Carolyn Betensky is an English professor and translator who lives in Providence, RI. She was born in Rochester, NY but has lived in many places since then, including Paris, Tel Aviv, Toronto, New York City, and Washington, DC. She arrived in Rhode Island in 2004 to take a position at URI (which she loves). She teaches undergraduate and graduate courses at all levels, mostly on Victorian novels and World Literature.
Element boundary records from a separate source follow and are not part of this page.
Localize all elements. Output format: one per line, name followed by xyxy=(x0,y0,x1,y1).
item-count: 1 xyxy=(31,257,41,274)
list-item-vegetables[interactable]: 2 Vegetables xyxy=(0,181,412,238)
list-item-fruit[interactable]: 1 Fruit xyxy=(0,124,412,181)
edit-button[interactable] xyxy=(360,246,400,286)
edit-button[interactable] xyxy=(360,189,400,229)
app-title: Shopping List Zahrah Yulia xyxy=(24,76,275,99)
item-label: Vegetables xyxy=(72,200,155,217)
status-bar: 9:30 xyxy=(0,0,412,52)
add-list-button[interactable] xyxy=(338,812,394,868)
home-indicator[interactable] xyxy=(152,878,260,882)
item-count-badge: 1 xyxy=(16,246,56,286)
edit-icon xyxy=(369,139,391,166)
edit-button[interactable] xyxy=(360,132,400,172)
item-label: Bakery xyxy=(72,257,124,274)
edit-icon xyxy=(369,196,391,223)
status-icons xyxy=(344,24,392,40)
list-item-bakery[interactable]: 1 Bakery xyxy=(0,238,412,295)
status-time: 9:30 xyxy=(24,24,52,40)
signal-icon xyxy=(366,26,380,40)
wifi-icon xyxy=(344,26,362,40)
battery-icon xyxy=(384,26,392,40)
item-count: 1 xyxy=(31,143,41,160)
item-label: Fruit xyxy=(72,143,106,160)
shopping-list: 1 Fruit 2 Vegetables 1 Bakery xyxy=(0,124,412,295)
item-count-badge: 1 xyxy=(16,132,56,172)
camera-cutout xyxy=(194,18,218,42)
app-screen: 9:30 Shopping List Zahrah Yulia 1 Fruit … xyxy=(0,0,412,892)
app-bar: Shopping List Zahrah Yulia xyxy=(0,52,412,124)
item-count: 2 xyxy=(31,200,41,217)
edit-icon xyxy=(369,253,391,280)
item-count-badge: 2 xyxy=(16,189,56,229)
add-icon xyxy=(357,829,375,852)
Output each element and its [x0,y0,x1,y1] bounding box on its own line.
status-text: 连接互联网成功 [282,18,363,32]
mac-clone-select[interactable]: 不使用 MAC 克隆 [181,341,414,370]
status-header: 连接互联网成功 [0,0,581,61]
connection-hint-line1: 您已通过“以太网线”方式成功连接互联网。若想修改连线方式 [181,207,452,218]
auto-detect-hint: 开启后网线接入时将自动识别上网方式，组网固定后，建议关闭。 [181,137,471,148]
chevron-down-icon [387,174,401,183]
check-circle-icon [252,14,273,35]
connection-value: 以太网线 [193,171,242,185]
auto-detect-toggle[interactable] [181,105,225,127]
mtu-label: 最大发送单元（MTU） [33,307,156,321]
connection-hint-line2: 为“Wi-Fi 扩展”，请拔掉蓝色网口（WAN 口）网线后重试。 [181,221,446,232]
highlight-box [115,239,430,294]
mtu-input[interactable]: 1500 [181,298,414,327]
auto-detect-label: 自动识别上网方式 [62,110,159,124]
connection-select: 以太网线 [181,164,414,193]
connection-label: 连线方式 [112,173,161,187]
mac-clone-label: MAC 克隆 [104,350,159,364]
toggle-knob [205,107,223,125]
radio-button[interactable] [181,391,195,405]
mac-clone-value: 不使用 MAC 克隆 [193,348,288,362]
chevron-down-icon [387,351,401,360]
Carolyn’s first book, Feeling for the Poor: Bourgeois Compassion, Social Action, and the Victorian Novel (2010), appeared in the Victorian Literature and Culture Series of the University of Virginia Press. In 2015, Penguin Classics published the translation she co-authored with Jonathan Loesberg of Eugène Sue’s 1843 blockbuster novel The Mysteries of Paris. She is currently working on two new projects: a translation from the French of Le Bachelier (The Graduate), a novel by the great nineteenth-century author Jules Vallès, as well as a book about the compartmentalization of experience in Victorian culture.